Doseon studied the various Chinese Daoist schools of "Feng Shui" and adapted those ideas and  principles into the Korean landscape and cultural environment.  The "Bibo-pungsu-jiri" system that he established, focuses on "harmony with nature" placing greater emphasis on the spiritual and material energies of mountains and their ranges, and the resultant effects on communities and the nation as a whole, rather than on personal fortunes and interior furniture placement.

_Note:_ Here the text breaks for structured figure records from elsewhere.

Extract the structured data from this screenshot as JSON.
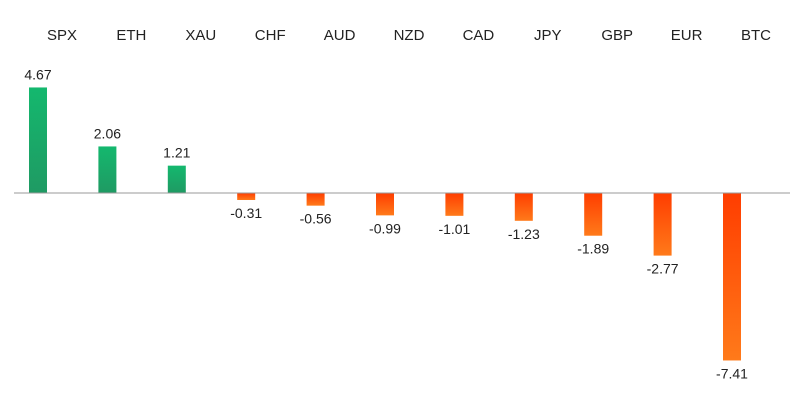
{
  "chart_data": {
    "type": "bar",
    "categories": [
      "SPX",
      "ETH",
      "XAU",
      "CHF",
      "AUD",
      "NZD",
      "CAD",
      "JPY",
      "GBP",
      "EUR",
      "BTC"
    ],
    "values": [
      4.67,
      2.06,
      1.21,
      -0.31,
      -0.56,
      -0.99,
      -1.01,
      -1.23,
      -1.89,
      -2.77,
      -7.41
    ],
    "data_labels": [
      "4.67",
      "2.06",
      "1.21",
      "-0.31",
      "-0.56",
      "-0.99",
      "-1.01",
      "-1.23",
      "-1.89",
      "-2.77",
      "-7.41"
    ],
    "title": "",
    "xlabel": "",
    "ylabel": "",
    "ylim": [
      -7.41,
      4.67
    ],
    "grid": false,
    "legend": "none",
    "category_label_position": "top",
    "colors": {
      "positive_top": "#14b86e",
      "positive_bottom": "#1f9a63",
      "negative_top": "#ff3d00",
      "negative_bottom": "#ff7a1a",
      "axis": "#9a9a9a",
      "text": "#222222"
    }
  }
}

Doseon is remembered with such honor because of his genius in adapting the Chinese Feng-shui theories into Korea's, very different, land and climate conditions, while placing emphasis on larger values, thus creating Korea's own unique form, "Pungsu-jiri-seol".

Establishes fortune tellers

Doseon also is considered to have developed the concept of the "Baekdu-daegan", the earth-energy "spine" of the Korean Peninsula, by making many accurate predictions of future changes to the courses of events for individuals and the Kingdom.   Doseon is consequently regarded as a kind of founder-patron-spirit of modern Korean fortune tellers.

Influences

Doseon derives much of his renown as the most influential adviser to Wang Geon, who becomes Goryeo's King Taejo. In 875 when passing by an aristocratic mansion under construction at Songaksan, Doseon recognized the grand auspiciousness of the site and tells the young owner that in two years his wife would give birth to a son who would grow to be a great man, leading Korea into a new age.  Doseon gives the man a document (believed to be the Doseon-bigi) in a sealed envelope telling the young owner to keep it safe and a secret, to only give it to the boy when he grows up.  The young owner complied and the boy born there as prophesied, followed the advice within that document, becoming the founding King of the new Goryeo Dynasty.

Doseon left behind advice and concepts, especially in the Doseon-bigi, that were significant in choosing the placement of the capital and other important cities and fortresses within the country, and in constructing many new grand Buddhist temples at geomagnetically auspicious sites.

Final years

Records indicate that Doseon died in 898 while sitting in the lotus position in front of his many disciples at Baekunsan Okryongsa.  Following the death of Doseon, King Hyogong conferred the posthumous title of Yogong Seonsa (Essential Emptiness Meditation Master) upon him.  His students erected a pagoda called Jingseonghyedeungtap in his honor at Okryongsa, however the pagoda no longer exists.

Accolades

Goryeo's King Sukjong posthumously promoted Doseon to the rank of Wangsa (Royal Preceptor/Teacher of the King).  King Injong further promoted Doseon to the highest possible rank, Guksa (National Master), with the name/title Seongak Guksa and common usage title Doseon Guksa (Tao Abundance National Master).

King Uijong erected a monument to Doseon in Goryeo's capital city of Gaeseong, according to records.